Before I get to that, remember this article from the past week about international drug companies agreeing to lower their prices for poor countries :
The Global Alliance for Vaccines and Immunisation (Gavi), set up by Microsoft founder Bill Gates, said yesterday that Serum Institute of India and Panacea Biotec had agreed to reduce the prices of their pentavalent vaccine, which protects against five fatal diseases. And GlaxoSmithKline has agreed to sell a vaccine against diarrhoeal disease in the poorest countries for £1.50 a dose, a twentieth of its £30 price in developed countries.
At £1.50 a dose you would imagine that a few billion pounds of funding would go a very long way indeed. Not that far though when you look at the finer details of aforementioned Telegraph article :
Gavi’s aim of raising £2.3 billion over the next five years will help protect at least a quarter of a billion children against killer diseases and save four million lives, said Mr Cameron.
And he asked: “In this world, where countries are tackling deficits, and more than ever before the emphasis is quite rightly on getting value for money, what greater value for money can there possibly be?”
According to my simple maths that’s a cost of around £10 per child.
Now I could possibly understand the prices there if they were administering multiple vaccines at a time but there seem to be multi-target vaccines being used here at very similar prices to Glaxo’s own offering:
“We always wanted to bring down the prices from USD 3-3.5, as our price of USD 1.75 enables children from lots of countries access to the pentavalent vaccine,” Cyrus S Poonawalla, CMD Serum Institute of India told PTI.
Pentavalent there meaning it covers the five most common childhood diseases.
That leaves the question then of just who takes around 85% of the funding not spent on the vaccines themselves.
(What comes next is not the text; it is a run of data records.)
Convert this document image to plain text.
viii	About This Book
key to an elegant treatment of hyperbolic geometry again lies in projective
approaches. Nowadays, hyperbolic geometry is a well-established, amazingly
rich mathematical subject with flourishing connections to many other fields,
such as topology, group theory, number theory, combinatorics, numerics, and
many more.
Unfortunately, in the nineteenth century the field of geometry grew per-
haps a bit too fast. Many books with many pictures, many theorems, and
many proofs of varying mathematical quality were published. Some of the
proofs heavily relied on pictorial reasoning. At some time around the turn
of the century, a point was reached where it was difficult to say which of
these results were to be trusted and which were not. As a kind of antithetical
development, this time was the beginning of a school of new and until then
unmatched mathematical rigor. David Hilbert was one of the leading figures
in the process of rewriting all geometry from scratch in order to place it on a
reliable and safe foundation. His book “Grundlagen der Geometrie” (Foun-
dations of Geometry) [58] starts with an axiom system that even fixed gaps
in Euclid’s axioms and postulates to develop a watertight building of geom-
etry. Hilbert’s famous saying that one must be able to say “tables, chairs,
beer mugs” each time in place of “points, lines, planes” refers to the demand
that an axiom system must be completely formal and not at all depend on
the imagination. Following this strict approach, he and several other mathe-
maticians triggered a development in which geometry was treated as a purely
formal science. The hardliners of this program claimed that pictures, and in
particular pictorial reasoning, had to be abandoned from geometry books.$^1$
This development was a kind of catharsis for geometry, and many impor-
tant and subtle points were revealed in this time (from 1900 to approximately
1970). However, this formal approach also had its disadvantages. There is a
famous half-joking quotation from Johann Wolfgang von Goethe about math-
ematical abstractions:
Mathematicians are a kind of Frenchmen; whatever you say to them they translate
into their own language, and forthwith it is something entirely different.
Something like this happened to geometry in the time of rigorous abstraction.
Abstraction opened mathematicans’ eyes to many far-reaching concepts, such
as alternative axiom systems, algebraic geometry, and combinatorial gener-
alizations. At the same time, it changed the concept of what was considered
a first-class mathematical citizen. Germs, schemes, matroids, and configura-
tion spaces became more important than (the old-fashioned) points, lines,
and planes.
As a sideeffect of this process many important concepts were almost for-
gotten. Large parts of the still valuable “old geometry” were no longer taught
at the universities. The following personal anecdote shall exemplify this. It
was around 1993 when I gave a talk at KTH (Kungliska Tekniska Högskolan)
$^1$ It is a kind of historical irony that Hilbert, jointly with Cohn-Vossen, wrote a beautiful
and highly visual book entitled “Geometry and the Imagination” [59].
Could it possibly be that some of our already government funded charities are taking the biggest slice of the pie in this exercise?
Finally, I have to wonder yet again just what Cameron is up to being so loose with our money.
The GAVI program wants to raise £2.3 billion of funding over the next five years and the UK appears to be funding over half that with the addition of today’s new money :
Britain’s existing commitment is £680 million for 2011-15
…
“Britain will play its full part,” Mr Cameron told the conference.
“In addition to our existing support for Gavi, we will provide £814 million of new funding up to 2015.
Are we being ridiculously profligate with money we are having to borrow or have all the rest of the worlds countries seen sense and cut their aid programs to save themselves?
Unfortunately, I think both apply.
Didn’t some pharmotwat and pal of Tony Bliar’s make a small fortune in supplying the vaccines for H1nbloodybirdflue which, incidentally, were never used and are way past their sell by date by now?
All these new “charities” are in fact post democracy governmental agencies, future elections will only change the members of Parliament, the country will be run by unelected, unwanted and unaccountable quangos.
Patrick – unfortunately I think you are correct there and if Cameroids BS gets going as he wants we will have more “charities” than people workign to pay for them. Imagine how entrenched the state spending levels will be when everything is local and duplicated rather than benefitting from the economies of scale at government level – not that they shouldn’t slash and burn the lot mind starting with the damned international aid.